Powering the device is a 1.3GHz quad-core Nvidia Tegra 3 CPU and a 12-core GPU, also from Nvidia. It and the keyboard run on a 25-watt-hour and a 22-watt-hour battery, respectively. Also included are 2GB of RAM, Bluetooth 3.0, 802.11 b/g/n Wi-Fi support, a gyroscope, an accelerometer, and a GPS.
Software features and OS
The Vivo Tab RT runs on Windows RT, which is split between two interfaces: a tile-based interface (formerly known as "Metro") that includes the Start screen and a somewhat traditional Windows interface called Desktop. Desktop includes most control panels and settings one would expect on a Windows operating system, in addition to a skinned version of Internet Explorer 10 made to look like 9 and a free copy of Office 2013 preview. No additional apps can be installed to the Desktop interface, however.
Though Microsoft no longer calls its new interface Metro (and has not given it a new name), for the sake of clarity, we're going to continue calling it Metro here. If you own an Xbox 360, you'll already be very familiar with Metro's look. Each app is represented by a tile and each can be arranged into different groups. Groups can further be zoomed out and named as you see fit. Tiles can also be made smaller or larger.
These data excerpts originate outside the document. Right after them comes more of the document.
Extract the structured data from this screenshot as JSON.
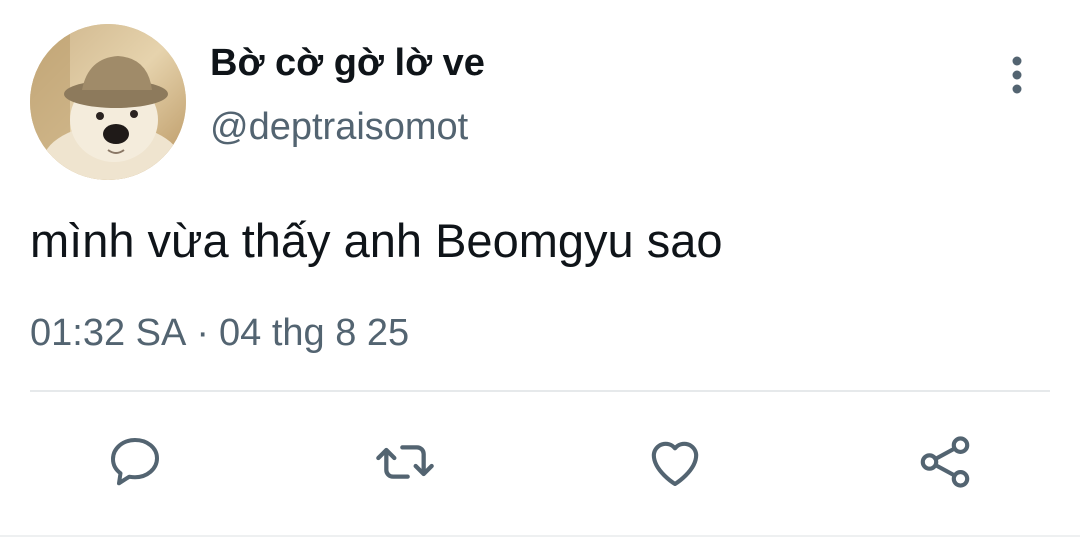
{
  "tweet": {
    "author": {
      "display_name": "Bờ cờ gờ lờ ve",
      "handle": "@deptraisomot"
    },
    "text": "mình vừa thấy anh Beomgyu sao",
    "time": "01:32 SA",
    "separator": "·",
    "date": "04 thg 8 25"
  },
  "icons": {
    "more": "more-vertical-icon",
    "reply": "reply-bubble-icon",
    "retweet": "retweet-icon",
    "like": "heart-icon",
    "share": "share-icon"
  },
  "colors": {
    "text_primary": "#0f1419",
    "text_secondary": "#536471",
    "icon": "#536471",
    "divider": "#e6e9eb"
  }
}
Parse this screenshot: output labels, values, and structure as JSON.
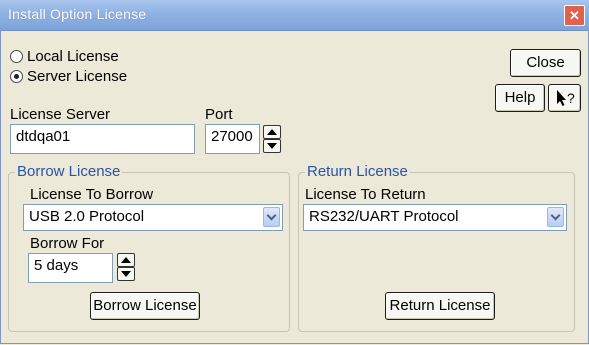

Swiping inward from the right bezel brings up the Charm bar, which consists of Search, Share, Start, Devices, and Settings. This menu is context sensitive so depending on which app you have open, selecting Settings, for example, will deliver you the settings for that particular app.
Swiping from the left bezel into the screen launches the most recent app, and if you swipe right then left, you'll get a list of recent apps. Swiping from the top or bottom bezel reveals additional app options at the bottom of the screen, and finally, swiping from the top bezel to the bottom closes an app.
This is obviously different from other tablet interfaces, and it's a lot of new stuff to learn. Some users will be discouraged by the unfamiliarity of things (we know we were), but those who stick with it will discover that's it's actually an elegant tablet interface solution.
Selecting search from the Charm bar allows you to search within the current primary app. Share allows you to quickly e-mail information from the current app or share it to social networks via the People social app (which integrates Twitter and Facebook). Start toggles between home and the last app that was opened. Devices is a list of hardware you currently have networked to the tablet that can interact with the current app, including microSD cards and printers.